Tytuł recenzji: Piekło bez rozrachunku

Małgorzata Rejmer jak nikt z dzisiejszych reportażystów potrafi opisywać i niuansować oblicza ludzkiego zniewolenia. Pięć długich lat czekałem na coś, co potwierdzi wielkość – lub jej zaprzeczy – książki „Bukareszt. Kurz i krew”, którą uznałem za wydarzenie literackie 2013 roku. Wiedziałem, że w opowieści o Albanii autorka skupi się na podobnych procesach dziejowych i mechanizmach funkcjonowania społeczeństwa niszczonego przez reżim. I bardzo się bałem pewnej wtórności, bo przecież jak jeszcze w wyjątkowy sposób można opisać relacje tyrana i obywateli państwa pozbawionego pragnień i marzeń? Moje obawy zniknęły już po lekturze kilku rozdziałów „Błota słodszego niż miód”. Znajoma fraza, podobny sposób obrazowania metaforycznego. Inny punkt wyjścia, bo tym razem opowieść o komunistycznym piekle osadzona jest w rozprawie głównie o prowincji – Tirana w zasadzie nie funkcjonuje w tym reportażu obrazującym Albanię taką, jakiej nikt przez lata nie mógł dostrzec.

To kolejna wielka rzecz Małgorzaty Rejmer. Stworzony z szacunku, empatii i dużej ciekawości reportaż o stanie umysłu Albańczyków na długo po tym, gdy upadł reżim Envera Hoxhy i gdy można było wreszcie zdefiniować, a także poczuć wolność. Jeden z bohaterów tej książki mówi do autorki, że nie uda jej się sportretować albańskiego komunizmu. Czy tak jest w istocie? Przecież Rejmer dysponuje tylko nieodległą historią – nie sięga wstecz tak bardzo jak w przypadku portretowania Rumunii. Wieloma niewiadomymi, które uzupełniają opowieści jej rozmówców. Specyficznym murem milczenia, za którym skrywają się Albańczycy pamiętający wiele i zbyt dokładnie. Nie będzie to przecież historia młodego pokolenia kraju, który chce aspirować do bycia w nowoczesny sposób europejskim. Rejmer dyskretnie sygnalizuje tylko, czym Albania jest dzisiaj. Zanurza się przede wszystkim w nurt opowieści z czasów reżimu. Oddaje swym rozmówcom tę książkę w całości. Sugeruje, czym naprawdę był albański dyktat Hoxhy, i daje do zrozumienia, że nigdy tak naprawdę nie dokonano z nim rozrachunku.
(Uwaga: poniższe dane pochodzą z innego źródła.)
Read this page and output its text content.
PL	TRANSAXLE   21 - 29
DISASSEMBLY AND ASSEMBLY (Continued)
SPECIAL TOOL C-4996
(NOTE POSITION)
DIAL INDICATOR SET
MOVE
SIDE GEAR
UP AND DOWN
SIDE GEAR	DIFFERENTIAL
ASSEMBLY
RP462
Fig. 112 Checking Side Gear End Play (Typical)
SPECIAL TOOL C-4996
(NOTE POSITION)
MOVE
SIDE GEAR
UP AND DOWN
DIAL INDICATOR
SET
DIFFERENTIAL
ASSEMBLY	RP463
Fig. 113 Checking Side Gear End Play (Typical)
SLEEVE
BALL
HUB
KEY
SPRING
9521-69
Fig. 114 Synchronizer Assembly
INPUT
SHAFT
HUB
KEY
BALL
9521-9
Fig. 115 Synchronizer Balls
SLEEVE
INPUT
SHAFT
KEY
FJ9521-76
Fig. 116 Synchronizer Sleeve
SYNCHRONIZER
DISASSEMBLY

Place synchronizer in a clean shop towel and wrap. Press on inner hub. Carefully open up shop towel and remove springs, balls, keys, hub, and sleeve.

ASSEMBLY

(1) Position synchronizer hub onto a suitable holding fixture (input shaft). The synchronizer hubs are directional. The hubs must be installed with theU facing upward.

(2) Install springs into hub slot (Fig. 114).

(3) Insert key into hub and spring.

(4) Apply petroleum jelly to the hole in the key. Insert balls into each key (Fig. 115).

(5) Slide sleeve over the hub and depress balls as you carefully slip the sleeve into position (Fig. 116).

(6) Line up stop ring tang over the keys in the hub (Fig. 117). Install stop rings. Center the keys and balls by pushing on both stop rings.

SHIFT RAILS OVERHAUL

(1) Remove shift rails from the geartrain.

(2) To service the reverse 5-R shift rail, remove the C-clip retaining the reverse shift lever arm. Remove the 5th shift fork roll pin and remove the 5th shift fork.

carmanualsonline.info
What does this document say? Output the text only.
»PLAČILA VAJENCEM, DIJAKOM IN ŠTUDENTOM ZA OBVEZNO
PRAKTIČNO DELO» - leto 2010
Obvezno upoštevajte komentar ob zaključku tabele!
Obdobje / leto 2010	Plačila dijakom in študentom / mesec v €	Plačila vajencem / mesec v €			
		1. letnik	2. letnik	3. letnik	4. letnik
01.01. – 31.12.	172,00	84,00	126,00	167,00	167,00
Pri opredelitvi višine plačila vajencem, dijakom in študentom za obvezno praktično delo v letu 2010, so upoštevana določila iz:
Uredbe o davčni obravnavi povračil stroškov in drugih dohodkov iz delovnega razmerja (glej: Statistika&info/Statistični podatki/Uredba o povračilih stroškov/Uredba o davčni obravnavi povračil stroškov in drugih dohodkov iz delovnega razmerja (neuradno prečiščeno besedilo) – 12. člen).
Obecność dyktatora, który odszedł w 1985 roku, jest świetnie opisana poprzez jedno wspomnienie, gdzie pojawia się ramka ze zdjęciem najbliższych… a pod nim skryty jest wizerunek Hoxhy, kiedyś obowiązkowo eksponowany w domach. Jego ślad to nie tylko niepokojąca obecność fotografii, która skryła się pod inną. To także sposób myślenia narzucony Albańczykom. Ludziom latami żyjącym w specyficznej formie więzienia. Jego metafora funkcjonuje tu bardzo szeroko, bo zaglądamy do zwyczajnych więzień i dowiadujemy się o formach opresji, które były w nich stosowane, ale widzimy też silne oddziaływanie drutu kolczastego, który spinał granice i nie pozwalał Albańczykowi skonfrontować niczego, co miało miejsce w jego kraju, z tym, jak żyje i funkcjonuje reszta świata. Choćby ta najbliższa, tuż za granicą. Nie było innej rzeczywistości niż świat priorytetów Envera Hohxy. Odnieść można wrażenie, że nie ma jej do tej pory dla tych, którzy starają się odważnie opowiadać o przeszłości, ale i wspominają swych bliskich nadal szepczących, nadal niepewnych tego, że można wyrazić siebie, swoje emocje, przemyślenia i oczekiwania.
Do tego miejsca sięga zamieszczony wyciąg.